Life after college

On a particularly sweaty Thursday, I call Sarah's number and am greeted by sobbing on the other end of the line. I'm afraid that we are in for a rewind of last summer's drug-addled crash that led to her upstate rehab stay.

"I'm pregnant," she confesses flatly.

Hopeful for a loophole, I ask her if she is sure.

"I went to Nassau Medical Center yesterday," Sarah says. "I'm scheduled for an abortion next Tuesday."

"Is that what you want?"

"No," Sarah says. "I don't think I could live with myself if I killed my baby."

Sarah, who will be 21 in September, arrives at my house smelling like honeysuckle and jasmine, a slight blonde wisp. In our regular Thursday custom, Sarah comes to over to do chores or sort through my vintage clothing collection. If there were not a 30-year difference between us, we would seem like friends, she talking about Brad Pitt, me preferring the hard steel of Kid Rock. Sarah creates lyrically beautiful environments for retail stores. We drive to shops sometimes just to look at the displays.

We met about three years ago, when she was enrolled in a fashion promotion class that I teach at Nassau Community College. One of the most artistically gifted students that I've ever had, she was capable of creating beautiful foam boards, which are often used in the fashion industry for the presentation of clothing lines or fashion forecasts. Her work, a mélange of photographs, fabrics and found materials, was other-worldly in its delicacy and beauty.

Sarah graduated in June. She had planned to take a new job in Manhattan and talked about taking her savings out of the bank to buy a car. Now she talks of buying Shabby Chic crib linens.

At this point she has told no one, other than the father of the child, that she is pregnant. He is disinterested at best. I promise Sarah I'll introduce her to people who will lay the choices before her, so that she can make an intelligent decision.

I call Julie, who is familiar with the Regina Residence for unwed mothers in Merrick. She calls her friend Nancy, whose 18-year-old daughter has had two abortions and now is the mother of an infant. I call my friend Mary Lee at St. Christopher's Church in Baldwin. She counsels teens in a youth ministry. We all agree to meet at her office.

In the church basement with its cinder-block walls and colorful mural, smelling like cleaning solvents and humidity, a fan tosses the hot air about the room. I leave to walk about in the pocket park that meanders into Merrick Road. Mary and Sarah are left to talk.

The baby's 21-year-old father tells Sarah that he will call and doesn't, in the manner of slackers everywhere. A friend—who does not know that Sarah is carrying his child—reports that the slacker has a new girlfriend. Their relationship consisted mostly of hanging out. Having hung out in the same group for several years, this was simply the hook-up du jour. Sarah hadn't used birth control; she thought that she couldn't get pregnant—she hadn't by her last beau, whom she saw for three years. Turns out that he had been using drugs.

Sarah passes up a chance to see Moby at the Vanderbilt because she doesn't want her tadpole exposed to smoke.
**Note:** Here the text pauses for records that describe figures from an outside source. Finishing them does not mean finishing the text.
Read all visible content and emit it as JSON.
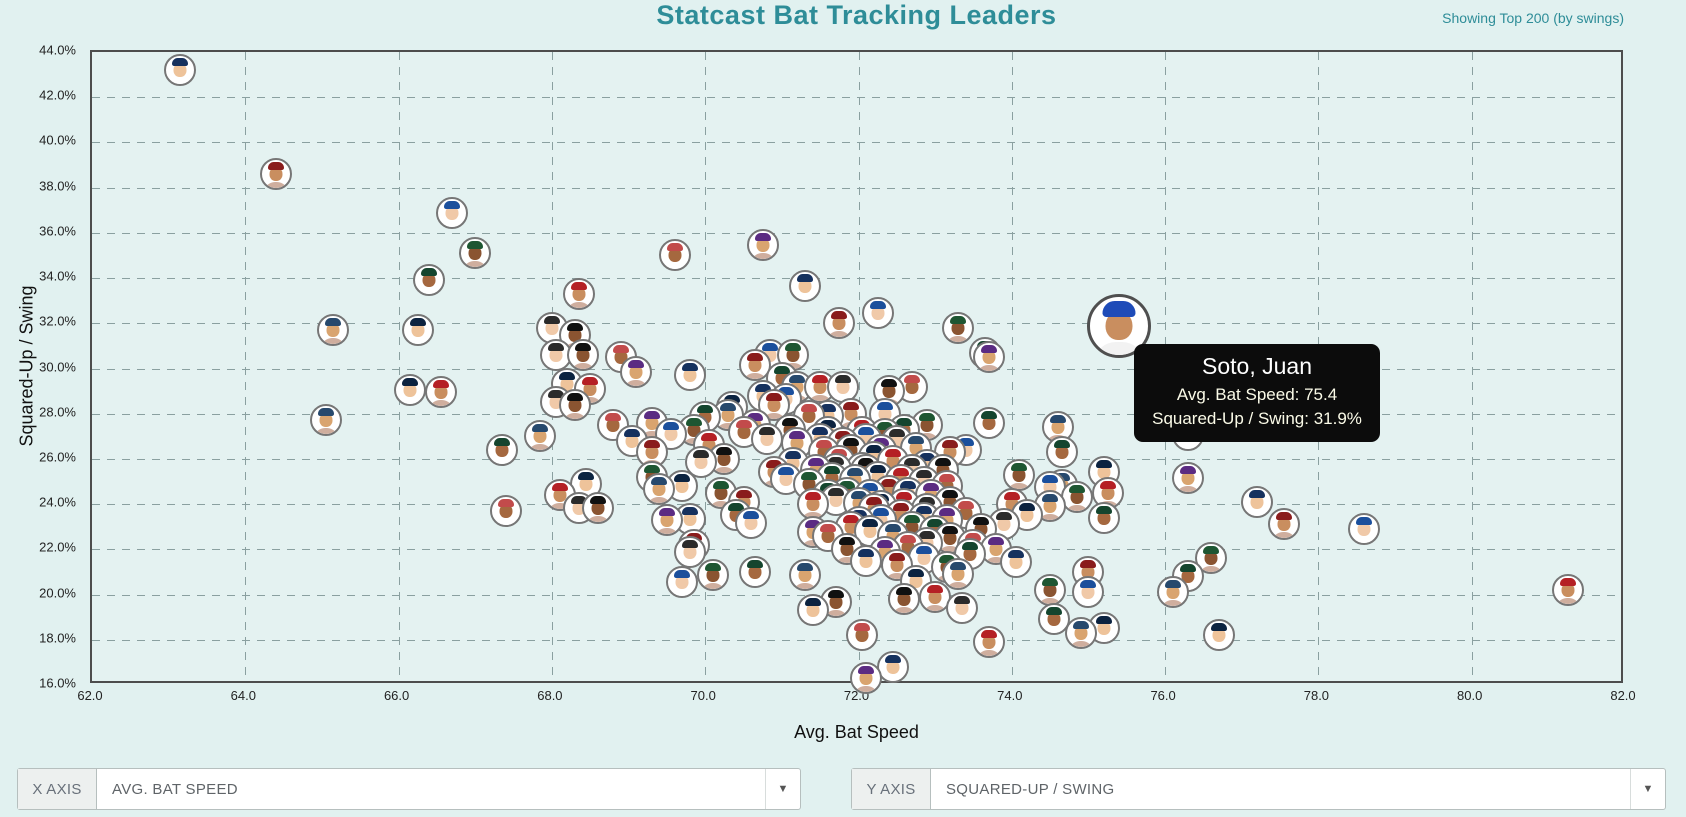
{
  "header": {
    "title": "Statcast Bat Tracking Leaders",
    "subtitle": "Showing Top 200 (by swings)"
  },
  "tooltip": {
    "name": "Soto, Juan",
    "line1": "Avg. Bat Speed: 75.4",
    "line2": "Squared-Up / Swing: 31.9%"
  },
  "controls": {
    "x": {
      "addon": "X AXIS",
      "value": "AVG. BAT SPEED",
      "arrow": "▼"
    },
    "y": {
      "addon": "Y AXIS",
      "value": "SQUARED-UP / SWING",
      "arrow": "▼"
    }
  },
  "colors": {
    "accent_teal": "#2e8d98",
    "background": "#e1f1f0",
    "plot_border": "#4d4d4d",
    "grid": "#8aa0a0",
    "tooltip_bg": "#0c0c0c",
    "avatar_border": "#767676",
    "cap_palette": [
      "#16315e",
      "#b52025",
      "#1b4f9c",
      "#111111",
      "#14452e",
      "#5b2b82",
      "#0c2340",
      "#8a1c1c",
      "#2b2b2b",
      "#1e5632",
      "#c24b4b",
      "#27496d"
    ],
    "skin_palette": [
      "#eec39a",
      "#d9a46f",
      "#a5683f",
      "#8a5431",
      "#f0c9a8",
      "#c98e5f"
    ],
    "jersey_palette": [
      "#ffffff",
      "#d9dde0",
      "#9fb6c9",
      "#cfae9e",
      "#b8c2b4",
      "#e8e3d6"
    ]
  },
  "chart_data": {
    "type": "scatter",
    "title": "Statcast Bat Tracking Leaders",
    "xlabel": "Avg. Bat Speed",
    "ylabel": "Squared-Up / Swing",
    "xlim": [
      62.0,
      82.0
    ],
    "ylim": [
      16.0,
      44.0
    ],
    "grid": "dashed",
    "marker": "player-headshot-circle",
    "x_tick_values": [
      62,
      64,
      66,
      68,
      70,
      72,
      74,
      76,
      78,
      80,
      82
    ],
    "x_tick_labels": [
      "62.0",
      "64.0",
      "66.0",
      "68.0",
      "70.0",
      "72.0",
      "74.0",
      "76.0",
      "78.0",
      "80.0",
      "82.0"
    ],
    "y_tick_values": [
      44,
      42,
      40,
      38,
      36,
      34,
      32,
      30,
      28,
      26,
      24,
      22,
      20,
      18,
      16
    ],
    "y_tick_labels": [
      "44.0%",
      "42.0%",
      "40.0%",
      "38.0%",
      "36.0%",
      "34.0%",
      "32.0%",
      "30.0%",
      "28.0%",
      "26.0%",
      "24.0%",
      "22.0%",
      "20.0%",
      "18.0%",
      "16.0%"
    ],
    "highlight_point": {
      "name": "Soto, Juan",
      "x": 75.4,
      "y": 31.9
    },
    "points": [
      [
        63.15,
        43.2
      ],
      [
        64.4,
        38.6
      ],
      [
        66.7,
        36.9
      ],
      [
        67.0,
        35.1
      ],
      [
        66.4,
        33.9
      ],
      [
        65.15,
        31.7
      ],
      [
        66.25,
        31.7
      ],
      [
        68.35,
        33.3
      ],
      [
        68.0,
        31.8
      ],
      [
        68.3,
        31.5
      ],
      [
        69.6,
        35.0
      ],
      [
        70.75,
        35.45
      ],
      [
        71.3,
        33.65
      ],
      [
        71.75,
        32.0
      ],
      [
        72.25,
        32.45
      ],
      [
        73.3,
        31.8
      ],
      [
        73.65,
        30.7
      ],
      [
        65.05,
        27.7
      ],
      [
        66.15,
        29.05
      ],
      [
        66.55,
        28.95
      ],
      [
        68.05,
        30.6
      ],
      [
        68.4,
        30.6
      ],
      [
        68.9,
        30.5
      ],
      [
        69.1,
        29.85
      ],
      [
        69.8,
        29.7
      ],
      [
        70.65,
        30.15
      ],
      [
        70.85,
        30.6
      ],
      [
        71.15,
        30.6
      ],
      [
        71.0,
        29.6
      ],
      [
        71.2,
        29.2
      ],
      [
        68.2,
        29.3
      ],
      [
        68.5,
        29.1
      ],
      [
        68.05,
        28.5
      ],
      [
        68.3,
        28.4
      ],
      [
        68.8,
        27.5
      ],
      [
        69.3,
        27.6
      ],
      [
        69.05,
        26.8
      ],
      [
        69.3,
        26.3
      ],
      [
        69.55,
        27.1
      ],
      [
        69.85,
        27.3
      ],
      [
        70.0,
        27.85
      ],
      [
        70.3,
        27.95
      ],
      [
        70.35,
        28.3
      ],
      [
        70.05,
        26.6
      ],
      [
        69.95,
        25.85
      ],
      [
        70.25,
        26.0
      ],
      [
        70.5,
        27.2
      ],
      [
        70.65,
        27.5
      ],
      [
        70.75,
        28.8
      ],
      [
        70.9,
        28.4
      ],
      [
        71.05,
        28.65
      ],
      [
        69.3,
        25.2
      ],
      [
        67.35,
        26.4
      ],
      [
        67.85,
        27.0
      ],
      [
        68.45,
        24.9
      ],
      [
        68.1,
        24.4
      ],
      [
        68.35,
        23.85
      ],
      [
        68.6,
        23.85
      ],
      [
        67.4,
        23.7
      ],
      [
        69.5,
        23.3
      ],
      [
        69.8,
        23.35
      ],
      [
        69.85,
        22.2
      ],
      [
        69.7,
        20.55
      ],
      [
        70.1,
        20.85
      ],
      [
        70.65,
        21.0
      ],
      [
        71.3,
        20.85
      ],
      [
        71.4,
        19.3
      ],
      [
        71.5,
        29.2
      ],
      [
        71.8,
        29.2
      ],
      [
        72.4,
        29.0
      ],
      [
        72.7,
        29.2
      ],
      [
        73.7,
        30.5
      ],
      [
        71.6,
        27.9
      ],
      [
        71.9,
        28.0
      ],
      [
        72.35,
        28.0
      ],
      [
        72.9,
        27.5
      ],
      [
        73.7,
        27.6
      ],
      [
        74.6,
        27.4
      ],
      [
        71.6,
        27.2
      ],
      [
        72.05,
        27.2
      ],
      [
        72.5,
        26.8
      ],
      [
        71.9,
        26.4
      ],
      [
        71.55,
        26.3
      ],
      [
        72.3,
        26.4
      ],
      [
        72.9,
        25.75
      ],
      [
        73.2,
        26.3
      ],
      [
        73.4,
        26.4
      ],
      [
        74.1,
        25.3
      ],
      [
        74.65,
        26.3
      ],
      [
        74.65,
        24.85
      ],
      [
        75.2,
        25.4
      ],
      [
        75.25,
        24.5
      ],
      [
        71.7,
        25.55
      ],
      [
        72.1,
        25.5
      ],
      [
        76.3,
        27.05
      ],
      [
        76.3,
        25.15
      ],
      [
        77.2,
        24.1
      ],
      [
        77.55,
        23.1
      ],
      [
        78.6,
        22.9
      ],
      [
        76.6,
        21.6
      ],
      [
        76.3,
        20.8
      ],
      [
        76.1,
        20.1
      ],
      [
        76.7,
        18.2
      ],
      [
        81.25,
        20.2
      ],
      [
        69.8,
        21.9
      ],
      [
        71.7,
        19.65
      ],
      [
        72.05,
        18.2
      ],
      [
        72.1,
        16.3
      ],
      [
        72.45,
        16.8
      ],
      [
        70.5,
        24.1
      ],
      [
        70.6,
        23.15
      ],
      [
        70.2,
        24.5
      ],
      [
        70.4,
        23.5
      ],
      [
        69.4,
        24.65
      ],
      [
        69.7,
        24.8
      ],
      [
        71.4,
        24.0
      ],
      [
        71.7,
        24.2
      ],
      [
        71.85,
        22.0
      ],
      [
        71.6,
        22.6
      ],
      [
        71.4,
        22.75
      ],
      [
        72.0,
        23.2
      ],
      [
        72.2,
        23.8
      ],
      [
        74.5,
        24.75
      ],
      [
        74.85,
        24.3
      ],
      [
        75.2,
        23.4
      ],
      [
        74.5,
        23.9
      ],
      [
        74.2,
        23.5
      ],
      [
        74.0,
        24.0
      ],
      [
        73.9,
        23.1
      ],
      [
        73.6,
        22.9
      ],
      [
        73.5,
        22.2
      ],
      [
        73.8,
        22.0
      ],
      [
        74.05,
        21.45
      ],
      [
        75.0,
        21.0
      ],
      [
        75.0,
        20.1
      ],
      [
        74.5,
        20.2
      ],
      [
        74.55,
        18.9
      ],
      [
        74.9,
        18.3
      ],
      [
        75.2,
        18.5
      ],
      [
        73.7,
        17.9
      ],
      [
        70.8,
        26.9
      ],
      [
        71.1,
        27.3
      ],
      [
        71.35,
        27.9
      ],
      [
        71.2,
        26.7
      ],
      [
        71.5,
        26.9
      ],
      [
        71.8,
        26.7
      ],
      [
        72.1,
        26.9
      ],
      [
        72.35,
        27.1
      ],
      [
        72.6,
        27.3
      ],
      [
        72.75,
        26.5
      ],
      [
        72.2,
        26.1
      ],
      [
        72.45,
        25.9
      ],
      [
        72.7,
        25.5
      ],
      [
        72.05,
        25.6
      ],
      [
        71.75,
        25.9
      ],
      [
        71.45,
        25.5
      ],
      [
        71.15,
        25.8
      ],
      [
        70.9,
        25.4
      ],
      [
        71.05,
        25.1
      ],
      [
        71.35,
        24.9
      ],
      [
        71.65,
        25.15
      ],
      [
        71.95,
        25.05
      ],
      [
        72.25,
        25.2
      ],
      [
        72.55,
        25.05
      ],
      [
        72.85,
        25.0
      ],
      [
        73.1,
        25.5
      ],
      [
        73.15,
        24.8
      ],
      [
        72.95,
        24.4
      ],
      [
        72.65,
        24.5
      ],
      [
        72.4,
        24.6
      ],
      [
        72.15,
        24.4
      ],
      [
        71.85,
        24.5
      ],
      [
        71.6,
        24.4
      ],
      [
        72.0,
        24.05
      ],
      [
        72.3,
        23.9
      ],
      [
        72.6,
        24.0
      ],
      [
        72.9,
        23.8
      ],
      [
        73.2,
        24.1
      ],
      [
        73.4,
        23.6
      ],
      [
        73.15,
        23.3
      ],
      [
        72.85,
        23.4
      ],
      [
        72.55,
        23.5
      ],
      [
        72.3,
        23.3
      ],
      [
        72.7,
        23.0
      ],
      [
        73.0,
        22.8
      ],
      [
        72.45,
        22.6
      ],
      [
        72.15,
        22.8
      ],
      [
        71.9,
        23.0
      ],
      [
        72.9,
        22.3
      ],
      [
        73.2,
        22.5
      ],
      [
        72.65,
        22.1
      ],
      [
        72.35,
        21.9
      ],
      [
        72.1,
        21.5
      ],
      [
        72.5,
        21.3
      ],
      [
        72.85,
        21.6
      ],
      [
        73.15,
        21.2
      ],
      [
        73.45,
        21.8
      ],
      [
        73.3,
        20.9
      ],
      [
        72.75,
        20.6
      ],
      [
        73.0,
        19.9
      ],
      [
        73.35,
        19.4
      ],
      [
        72.6,
        19.8
      ]
    ]
  }
}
Instead we wake up early to drive to Sag Harbor to visit a friend of mine, who chastises me for not encouraging Sarah to have an abortion.

I argue that the unspoken thread of feminism is that each woman should still have a right to choose that which makes her most happy. Sarah says that her mother has told her, in flashes of anger, that she was unexpected, that she should have been aborted.

When Sarah's mom finds a pamphlet on pregnancy in the house, she explodes. She does not see this as a blessed event, but only as the end of hope in her talented daughter's life. She is unmovable in her feeling that abortion is the only path.

The last week of July, the first sonogram shows an empty sac. The doctor says that it is either a very early pregnancy or one that has gone awry. Sarah must come in two weeks to make certain that the fetus is growing within the womb, to make sure that it is not an ectopic pregnancy.

Two weeks later, as a fierce storm breaks over the medical complex in Huntington, Sarah still has not decided what she will do. We watch a tiny figure on the sonogram screen, its heart beating strong. The baby could be here in March.